Database Reliability Engineering: Designing and operating resilient database systems
by Laine Campbell, Charity Majors
17 Aug 2022 ★★★★★Why I read it: One of the few areas where I still feel rather insecure professionally is databases. So I’m always looking for ways to improve myself. Although I have to admit I bought this particular book because it is published by O’reilly and has the word ‘database’ in the title.
What I liked about it: This was probably the first engineering book I read that was written by women, one of whom even developed a technical career after leaving music and theater. I really like finding more women in engineering to look up to.
The book begins with Maslow’s hierarchy of needs applied to databases.
I think that was a really neat literary trick.
In most chapters there were suggestions for other books to read, to get more in depth into the topic. I bought two more books while reading this one:
- Infrastructure as Code by Kief Morris
- Systems Performance by Brendan Gregg (this one is a really big book, but I saw a suggestions to only read the beginnings of each chapter to get familiarized with the topic and dig deep in specific chapters when you’re dealing with a related problem)
My favorite chapter was ‘Infrastructure management’, which gave a brief overview of tools used for defining infrastructure as code. It was very interesting because the tools mentioned were the same as our SREs use at work. I used to know only the names of the tools but not what they do and why and this book changed that.
There were also good (and very practical) chapters about Service Level Objectives (SLOs) and monitoring. They not only explained SLOs, but gave very concrete examples on how to define them. As well as a breakdown on why you need to be careful when averaging your monitoring data. I liked this part so much that I hope to write a short blog post based on it.
Overall this book gives a good overview on how a mature (at least from technological perspective) organization operates. From things like infrastructure management, release management, observability to documentation and knowledge sharing (at least to some extent).
It is also a good resource for someone who wants to get an overview on what kind of things an SRE job entails (the title says it is database specific, but that’s mostly the second half of the book). And that was kind of an interesting coincidence. I’m a senior software engineer and sometimes I start to think about what my next career chapter should be. One option is a broader, more abstract role of Software Architect (which I read about in Fundamentals of Software Architecture)). The other is going for technical depth instead of breadth. That could look like moving to a platform/ dev-tools kind of team and maybe later even a SRE team. So it was kind of cool that I got to read about both of these roles without really planning for it (as I bought this book on a whim).
What I disliked: The content of the book was very broad and very superficial. On the topics I already knew something about I didn’t really learn anything new. And on the topics I wasn’t really familiar with, I didn’t learn anything as there weren’t any explanations, only an assumption of prior knowledge. The main scenarios where I imagine this book being useful are:
- When you are new to the field of software engineering and want to get a broader perspective on how such organizations are run
- When you need to dust off your general knowledge before a job interview
- When you are preparing some introductory level presentation on databases
My main goal when picking up this book was to improve my database knowledge. Unfortunately the book didn’t do anything for it, mainly for the reason described in the above paragraph. The authors suggested very heavy testing in some scenarios e.g.

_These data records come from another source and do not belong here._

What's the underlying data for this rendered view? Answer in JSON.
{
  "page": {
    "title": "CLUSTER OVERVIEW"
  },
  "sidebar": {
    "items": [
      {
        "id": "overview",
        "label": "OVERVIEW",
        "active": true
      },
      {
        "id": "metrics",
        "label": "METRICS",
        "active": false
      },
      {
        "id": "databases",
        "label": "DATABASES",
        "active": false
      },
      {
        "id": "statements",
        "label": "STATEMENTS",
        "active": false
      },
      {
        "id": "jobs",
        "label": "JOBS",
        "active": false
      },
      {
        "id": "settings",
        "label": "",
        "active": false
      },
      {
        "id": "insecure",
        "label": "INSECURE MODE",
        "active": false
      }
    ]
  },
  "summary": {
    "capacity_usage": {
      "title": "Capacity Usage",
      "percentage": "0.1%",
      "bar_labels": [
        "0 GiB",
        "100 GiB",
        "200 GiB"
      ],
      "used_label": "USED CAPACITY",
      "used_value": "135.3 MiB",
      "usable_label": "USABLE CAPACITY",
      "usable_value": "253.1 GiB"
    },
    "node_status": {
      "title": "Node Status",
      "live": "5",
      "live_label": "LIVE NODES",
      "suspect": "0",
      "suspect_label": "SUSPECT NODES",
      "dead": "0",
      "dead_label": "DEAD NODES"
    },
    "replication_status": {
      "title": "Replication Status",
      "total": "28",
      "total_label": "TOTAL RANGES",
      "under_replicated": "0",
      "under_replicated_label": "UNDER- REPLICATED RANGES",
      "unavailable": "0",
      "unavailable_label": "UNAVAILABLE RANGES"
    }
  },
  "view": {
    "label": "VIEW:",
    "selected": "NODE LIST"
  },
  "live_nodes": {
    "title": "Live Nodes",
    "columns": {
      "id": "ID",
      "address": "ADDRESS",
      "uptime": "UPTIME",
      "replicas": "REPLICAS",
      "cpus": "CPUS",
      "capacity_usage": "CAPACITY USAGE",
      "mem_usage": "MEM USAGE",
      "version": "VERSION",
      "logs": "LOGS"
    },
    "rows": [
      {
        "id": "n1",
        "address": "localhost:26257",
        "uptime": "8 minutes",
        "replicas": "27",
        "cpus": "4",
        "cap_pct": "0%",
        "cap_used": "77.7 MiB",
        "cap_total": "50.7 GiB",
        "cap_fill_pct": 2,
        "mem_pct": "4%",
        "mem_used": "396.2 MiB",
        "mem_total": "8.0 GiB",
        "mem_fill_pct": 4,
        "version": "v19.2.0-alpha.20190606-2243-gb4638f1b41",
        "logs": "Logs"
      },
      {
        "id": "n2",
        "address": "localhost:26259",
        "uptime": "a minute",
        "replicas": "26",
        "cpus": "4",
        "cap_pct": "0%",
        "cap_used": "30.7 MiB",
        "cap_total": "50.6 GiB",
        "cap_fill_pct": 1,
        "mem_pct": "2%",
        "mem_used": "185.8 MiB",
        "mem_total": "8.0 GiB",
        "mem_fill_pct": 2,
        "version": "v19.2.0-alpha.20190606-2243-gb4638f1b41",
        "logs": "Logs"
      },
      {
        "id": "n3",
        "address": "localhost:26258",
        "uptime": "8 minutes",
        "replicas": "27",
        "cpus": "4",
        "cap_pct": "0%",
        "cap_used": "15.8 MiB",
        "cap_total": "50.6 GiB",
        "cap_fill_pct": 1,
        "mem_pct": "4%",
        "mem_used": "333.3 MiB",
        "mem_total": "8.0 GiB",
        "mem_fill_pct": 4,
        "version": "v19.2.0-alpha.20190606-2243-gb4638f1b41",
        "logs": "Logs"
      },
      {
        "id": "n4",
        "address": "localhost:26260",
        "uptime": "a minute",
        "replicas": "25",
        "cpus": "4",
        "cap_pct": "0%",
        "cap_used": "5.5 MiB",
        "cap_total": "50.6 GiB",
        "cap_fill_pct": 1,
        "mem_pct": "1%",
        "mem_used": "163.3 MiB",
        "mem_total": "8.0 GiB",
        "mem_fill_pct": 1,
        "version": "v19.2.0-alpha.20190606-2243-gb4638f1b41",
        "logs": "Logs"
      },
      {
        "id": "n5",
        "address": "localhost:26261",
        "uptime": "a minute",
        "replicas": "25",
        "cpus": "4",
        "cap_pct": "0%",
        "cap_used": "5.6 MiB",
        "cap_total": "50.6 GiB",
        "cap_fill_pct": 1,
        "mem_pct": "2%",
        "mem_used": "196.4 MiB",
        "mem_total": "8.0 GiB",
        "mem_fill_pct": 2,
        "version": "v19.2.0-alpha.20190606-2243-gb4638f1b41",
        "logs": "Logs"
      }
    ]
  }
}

- Rule based validation that SQL is formatted correctly, number of rows potentially affected, etc.
- Security tests as part of an automated test suite to check that vulnerabilities like opportunity for SQL injection are not being introduced.
- Downstream tests to ensure that any data pipeline is not adversely affected by the changes applied.
I wonder how many organizations actually do something similar.
Quote: The goal of eliminating all risks is actually a poor one. Systems without stressors do not tend to strengthen and improve over time. They end up being brittle against unknown stressors. Systems that experience stressors regularly, and thus have been designed for resiliency, will tend to handle unknown risks more gracefully (I think this one applies to humans and our comfort zone as well).